When COVID-19 hit and people in St. Paul's Frogtown and Rondo neighborhoods wanted to help others, they dropped food off at Delinia Parris' porch. They knew that Parris, a longtime organizer who has known hunger, would get it to those who needed it most and trusted she would know best how to feed them.
Now, Parris is executive director of Feeding the Dream, where neighbors can pick up food they need, no questions asked.
"To me, the dream is that nobody is hungry. Not just no child is hungry, but no parent is hungry," she said.
With Black and Latino Minnesotans facing hunger at several times the rate of white Minnesotans as recently as 2020, Twin Cities-based Second Harvest Heartland hosted a panel discussion Thursday on the state's racial hunger divide in south Minneapolis.

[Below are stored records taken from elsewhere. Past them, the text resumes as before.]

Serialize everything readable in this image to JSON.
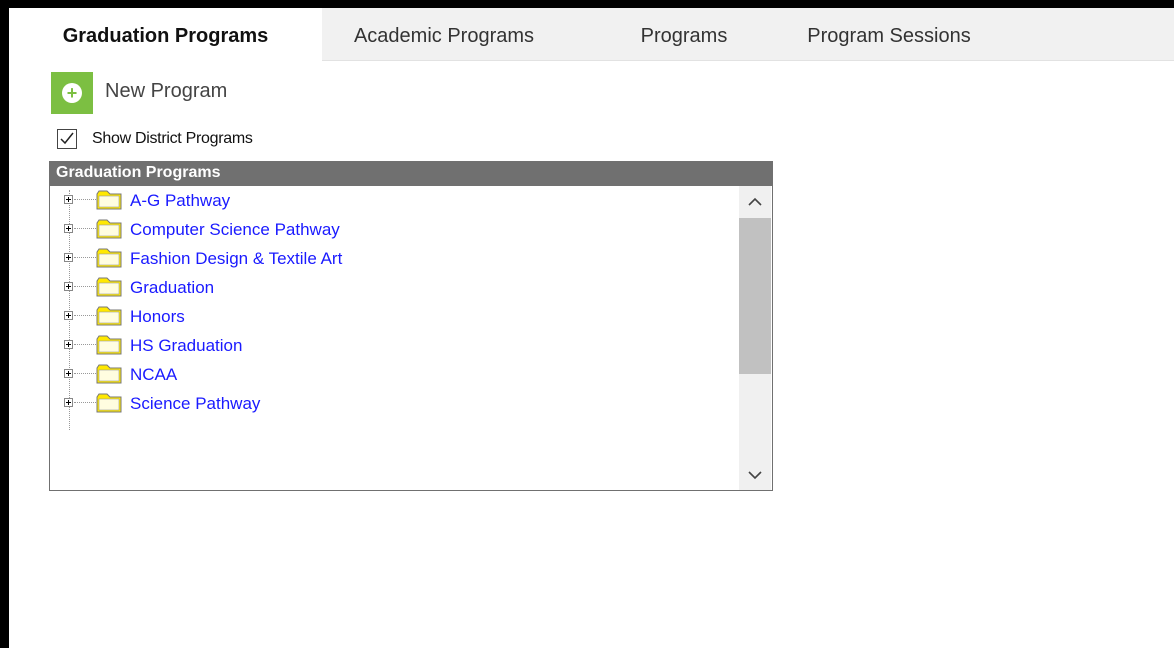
{
  "tabs": [
    {
      "label": "Graduation Programs",
      "active": true
    },
    {
      "label": "Academic Programs",
      "active": false
    },
    {
      "label": "Programs",
      "active": false
    },
    {
      "label": "Program Sessions",
      "active": false
    }
  ],
  "toolbar": {
    "new_program_label": "New Program",
    "new_program_icon": "plus-circle-icon",
    "accent_color": "#7cbf42"
  },
  "show_district": {
    "label": "Show District Programs",
    "checked": true
  },
  "panel": {
    "title": "Graduation Programs",
    "items": [
      {
        "label": "A-G Pathway"
      },
      {
        "label": "Computer Science Pathway"
      },
      {
        "label": "Fashion Design & Textile Art"
      },
      {
        "label": "Graduation"
      },
      {
        "label": "Honors"
      },
      {
        "label": "HS Graduation"
      },
      {
        "label": "NCAA"
      },
      {
        "label": "Science Pathway"
      }
    ],
    "link_color": "#1a1aff",
    "header_color": "#707070"
  }
}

Besides Parris, panelists at Sabathani Community Center included Second Harvest CEO Allison O'Toole; Deisy DeLeon Esqueda, manager of ECHO Food Shelf in Mankato; Diane Tran, executive director of M Health Fairview Community Health Equity and Engagement System; and Stacy Hammer, community health director of the Lower Sioux Health Care Center in Morton, Minn.
Second Harvest saw its hungriest summer ever this year. Rising food costs, supply chain issues and wages that haven't kept up with inflation contributed to the unprecedented need, O'Toole said. The demand for food in September was even higher than at the height of the pandemic, she said.
About 9% of Minnesotans live in poverty, which is defined as an income of up to $26,000 for a family of two adults and two children, according to 2019 American Community Survey estimates. Poverty rates in Minnesota are higher in communities of color; 31% of American Indians and 29% of Black Minnesotans are considered impoverished.
Panel members shared strategies on how they have addressed the racial hunger gap in their own communities. In Mankato, Esqueda said, stocking food shelves with culturally specific foods has made a difference.